Peter Mansell on Mike Rinder

TRANSCRIPT:

My name’s Peter Mansell, and I’ve worked with Mike Rinder in the past.

He has a reputation for being lazy and being sleepy. And there are things that I’ve experienced in that area that I think paint a little bit of a picture of his character. And one of them was a project we were all working on. It was a writing project, we were writing articles for a magazine. And Mike would disappear and then come back and disappear and come back and we all pretty, you know, much felt that Mike was going off to have a nap while we worked, you know. That was just an assumption and I think it was a pretty fair assumption. And then one night he came in really late, and I didn’t see this, but I heard outside there was one guy in the room next to me and Mike came in and he walked past and he said, “Hi, Richard. Working hard or hardly working?” And it was just like a sarcastic comment to somebody that was working hard while Mike’s been off sleeping.
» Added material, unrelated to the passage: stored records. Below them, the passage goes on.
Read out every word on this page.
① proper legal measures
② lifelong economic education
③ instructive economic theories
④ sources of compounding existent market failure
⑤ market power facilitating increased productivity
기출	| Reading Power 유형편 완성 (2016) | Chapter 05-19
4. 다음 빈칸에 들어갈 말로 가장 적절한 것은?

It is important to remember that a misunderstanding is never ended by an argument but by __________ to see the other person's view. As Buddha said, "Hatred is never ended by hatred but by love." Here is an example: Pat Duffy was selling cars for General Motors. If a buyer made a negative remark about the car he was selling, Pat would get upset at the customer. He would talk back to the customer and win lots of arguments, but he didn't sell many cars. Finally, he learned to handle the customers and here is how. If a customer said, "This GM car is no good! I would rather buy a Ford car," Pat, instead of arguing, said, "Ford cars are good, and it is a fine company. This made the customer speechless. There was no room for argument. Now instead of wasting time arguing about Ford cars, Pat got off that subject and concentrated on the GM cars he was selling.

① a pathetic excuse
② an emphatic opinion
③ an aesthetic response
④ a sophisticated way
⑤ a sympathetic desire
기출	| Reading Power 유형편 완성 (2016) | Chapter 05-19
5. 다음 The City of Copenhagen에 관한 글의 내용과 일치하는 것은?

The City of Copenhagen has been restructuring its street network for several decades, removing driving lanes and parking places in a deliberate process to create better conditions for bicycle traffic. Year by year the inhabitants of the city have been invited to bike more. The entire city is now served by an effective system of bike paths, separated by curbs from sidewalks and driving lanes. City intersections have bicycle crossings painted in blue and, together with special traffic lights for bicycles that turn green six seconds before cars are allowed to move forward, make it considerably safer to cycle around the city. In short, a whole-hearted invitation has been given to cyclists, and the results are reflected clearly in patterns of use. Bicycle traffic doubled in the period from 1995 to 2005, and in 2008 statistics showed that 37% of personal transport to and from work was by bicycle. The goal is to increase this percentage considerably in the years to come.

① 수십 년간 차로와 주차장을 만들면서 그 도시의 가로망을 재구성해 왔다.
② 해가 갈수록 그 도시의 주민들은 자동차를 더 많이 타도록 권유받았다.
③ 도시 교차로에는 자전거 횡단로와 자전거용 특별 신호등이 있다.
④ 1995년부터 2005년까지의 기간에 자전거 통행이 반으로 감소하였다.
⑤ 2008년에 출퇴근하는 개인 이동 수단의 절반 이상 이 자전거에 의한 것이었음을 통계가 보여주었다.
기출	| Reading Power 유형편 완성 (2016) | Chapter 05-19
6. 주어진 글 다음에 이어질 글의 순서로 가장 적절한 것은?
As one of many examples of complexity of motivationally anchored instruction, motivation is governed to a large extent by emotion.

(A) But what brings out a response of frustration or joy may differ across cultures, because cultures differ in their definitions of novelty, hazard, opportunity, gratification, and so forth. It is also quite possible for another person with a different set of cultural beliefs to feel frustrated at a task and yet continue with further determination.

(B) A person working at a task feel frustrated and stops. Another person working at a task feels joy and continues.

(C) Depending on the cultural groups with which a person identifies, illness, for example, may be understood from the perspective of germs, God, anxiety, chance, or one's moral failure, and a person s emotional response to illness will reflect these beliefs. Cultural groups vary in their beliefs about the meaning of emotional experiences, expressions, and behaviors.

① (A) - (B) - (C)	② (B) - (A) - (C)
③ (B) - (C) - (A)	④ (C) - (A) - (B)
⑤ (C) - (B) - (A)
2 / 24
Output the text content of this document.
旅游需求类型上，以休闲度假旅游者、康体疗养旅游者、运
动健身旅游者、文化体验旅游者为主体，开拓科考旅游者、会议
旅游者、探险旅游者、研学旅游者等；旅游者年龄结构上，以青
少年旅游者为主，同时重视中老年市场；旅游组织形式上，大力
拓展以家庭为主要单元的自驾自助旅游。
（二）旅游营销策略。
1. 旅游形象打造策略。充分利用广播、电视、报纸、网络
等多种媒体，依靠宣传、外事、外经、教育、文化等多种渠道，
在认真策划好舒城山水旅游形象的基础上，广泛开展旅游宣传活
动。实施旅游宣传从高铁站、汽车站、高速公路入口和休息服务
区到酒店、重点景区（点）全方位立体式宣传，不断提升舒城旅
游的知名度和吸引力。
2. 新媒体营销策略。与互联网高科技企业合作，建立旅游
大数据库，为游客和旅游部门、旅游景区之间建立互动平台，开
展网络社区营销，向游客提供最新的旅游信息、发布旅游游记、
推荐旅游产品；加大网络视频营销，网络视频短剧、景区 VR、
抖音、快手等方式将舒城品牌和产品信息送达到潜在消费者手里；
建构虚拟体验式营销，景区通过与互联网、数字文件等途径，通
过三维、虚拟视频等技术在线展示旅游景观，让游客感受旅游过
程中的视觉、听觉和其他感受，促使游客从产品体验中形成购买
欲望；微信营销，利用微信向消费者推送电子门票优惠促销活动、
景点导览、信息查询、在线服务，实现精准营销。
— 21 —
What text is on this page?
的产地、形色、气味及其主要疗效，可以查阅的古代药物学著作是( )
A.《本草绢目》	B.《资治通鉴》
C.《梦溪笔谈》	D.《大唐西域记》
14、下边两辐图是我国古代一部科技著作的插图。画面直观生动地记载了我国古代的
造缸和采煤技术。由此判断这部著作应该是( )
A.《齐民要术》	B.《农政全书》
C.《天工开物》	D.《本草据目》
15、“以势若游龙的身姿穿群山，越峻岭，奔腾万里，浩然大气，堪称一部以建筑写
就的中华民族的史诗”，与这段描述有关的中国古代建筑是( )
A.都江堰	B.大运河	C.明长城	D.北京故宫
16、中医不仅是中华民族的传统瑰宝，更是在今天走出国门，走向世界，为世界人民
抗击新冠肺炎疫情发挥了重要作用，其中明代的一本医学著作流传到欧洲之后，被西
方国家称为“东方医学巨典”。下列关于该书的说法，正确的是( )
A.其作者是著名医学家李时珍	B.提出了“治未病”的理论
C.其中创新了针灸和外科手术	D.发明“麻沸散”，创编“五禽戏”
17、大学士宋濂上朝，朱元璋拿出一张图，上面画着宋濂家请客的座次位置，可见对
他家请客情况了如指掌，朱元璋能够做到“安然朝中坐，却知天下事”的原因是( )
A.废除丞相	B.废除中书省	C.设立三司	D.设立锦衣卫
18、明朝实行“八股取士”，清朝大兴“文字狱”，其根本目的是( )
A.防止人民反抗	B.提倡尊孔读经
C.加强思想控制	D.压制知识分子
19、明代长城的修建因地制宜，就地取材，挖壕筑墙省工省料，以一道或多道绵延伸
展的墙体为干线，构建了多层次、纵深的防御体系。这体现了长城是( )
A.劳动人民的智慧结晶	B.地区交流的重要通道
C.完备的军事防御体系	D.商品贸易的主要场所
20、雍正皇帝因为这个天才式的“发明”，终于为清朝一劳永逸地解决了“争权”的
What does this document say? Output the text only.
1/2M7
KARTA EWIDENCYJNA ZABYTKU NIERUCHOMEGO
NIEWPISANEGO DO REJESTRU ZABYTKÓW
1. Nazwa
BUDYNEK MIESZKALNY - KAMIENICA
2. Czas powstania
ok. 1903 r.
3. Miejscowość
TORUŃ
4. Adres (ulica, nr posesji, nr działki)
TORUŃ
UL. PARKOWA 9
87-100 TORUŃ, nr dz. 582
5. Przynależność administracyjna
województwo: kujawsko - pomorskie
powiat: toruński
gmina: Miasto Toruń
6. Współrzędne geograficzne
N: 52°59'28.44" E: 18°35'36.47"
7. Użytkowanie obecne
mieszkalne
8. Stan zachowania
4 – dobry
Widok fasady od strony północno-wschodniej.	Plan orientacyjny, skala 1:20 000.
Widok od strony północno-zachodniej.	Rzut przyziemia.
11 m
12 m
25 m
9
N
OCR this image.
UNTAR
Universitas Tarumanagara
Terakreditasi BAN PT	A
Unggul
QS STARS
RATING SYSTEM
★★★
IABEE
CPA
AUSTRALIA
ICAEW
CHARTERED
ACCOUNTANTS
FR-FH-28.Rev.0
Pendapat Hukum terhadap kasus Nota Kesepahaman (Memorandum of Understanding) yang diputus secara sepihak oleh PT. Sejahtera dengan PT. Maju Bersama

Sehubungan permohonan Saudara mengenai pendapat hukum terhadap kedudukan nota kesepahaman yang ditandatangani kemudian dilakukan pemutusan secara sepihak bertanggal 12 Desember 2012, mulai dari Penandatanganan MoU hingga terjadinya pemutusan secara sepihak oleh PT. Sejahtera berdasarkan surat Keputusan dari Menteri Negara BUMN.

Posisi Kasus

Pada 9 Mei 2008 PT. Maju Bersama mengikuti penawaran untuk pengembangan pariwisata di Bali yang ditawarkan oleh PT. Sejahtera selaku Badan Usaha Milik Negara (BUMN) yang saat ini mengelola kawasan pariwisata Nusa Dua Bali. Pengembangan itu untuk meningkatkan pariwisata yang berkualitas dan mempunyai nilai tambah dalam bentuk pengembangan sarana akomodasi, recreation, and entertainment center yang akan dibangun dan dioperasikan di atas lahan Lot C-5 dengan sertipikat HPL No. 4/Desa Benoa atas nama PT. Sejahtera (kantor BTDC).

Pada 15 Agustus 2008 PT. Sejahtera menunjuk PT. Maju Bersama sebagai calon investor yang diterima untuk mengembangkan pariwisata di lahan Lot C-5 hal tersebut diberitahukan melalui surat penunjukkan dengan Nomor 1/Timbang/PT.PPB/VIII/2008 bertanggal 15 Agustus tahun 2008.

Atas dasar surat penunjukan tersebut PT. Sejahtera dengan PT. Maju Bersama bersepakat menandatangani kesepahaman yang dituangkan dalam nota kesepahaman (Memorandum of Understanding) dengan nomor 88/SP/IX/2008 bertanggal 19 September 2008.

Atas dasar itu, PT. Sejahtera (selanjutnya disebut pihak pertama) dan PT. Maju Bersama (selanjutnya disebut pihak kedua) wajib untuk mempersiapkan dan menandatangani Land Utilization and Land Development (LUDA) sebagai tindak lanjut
One of the stories that I guess, to me, portrays who Mike Rinder is happened in April 2010. And I was working in the Church here in Clearwater, and this was after Mike had left the Church. And I got a phone call from somebody at the Fort Harrison, which is one of our facilities. And they said, “Mike Rinder’s outside the Fort Harrison with a gang of people and they’re trying to force their way into the building.” On the way, somebody told me that he was trying to get in because he was claiming that he wanted to see his son, Ben, who works in the Church.

And Ben’s reaction was like, “I don’t want to see him.” Because long before Mike left the Church, their relationship was very bad anyway.

Mike was a—I mean, I’ve talked to Ben about this—Mike was a terrible father. Mike would work in Los Angeles. He would come here to visit Clearwater to do business or work or whatever and wouldn’t even go and say hello to his son while he was here. It was sort of like a weird relationship. So, Ben said, “No, I’m not interested.” And there were police outside, so Ben explained to the officer a little bit about why he doesn’t want to talk him. Like, you know, “It’s my—he’s my dad, but the whole family grew up in the Church of Scientology and now my dad has become, basically, you know, a hostile attacker who’s lying to people, lying on the media. Why would I want to talk to him?”

He wasn’t here to see his son or to—he was here to use his son as a sort of a gimmick to put this event on with cameras. If he wanted to see his son, why would he turn up with a bunch of hooligans, basically. One of them had a toothpick in his mouth like a gangster. You know what I mean? Why would you do that with cameras rolling, saying, “I want to see my son.”

If you’re a member of an organization or group or a team or anything, and you decide to leave, okay. That’s one thing. Leave. Go away. But to then use your son, your family member as a sort of a gimmick to attack that, which to me means that Mike sees his betrayal and antipathy toward Scientology as more important than his own son, which to me is disgusting.

So in a summary, that’s my portrayal of Mike. He’s disgusting.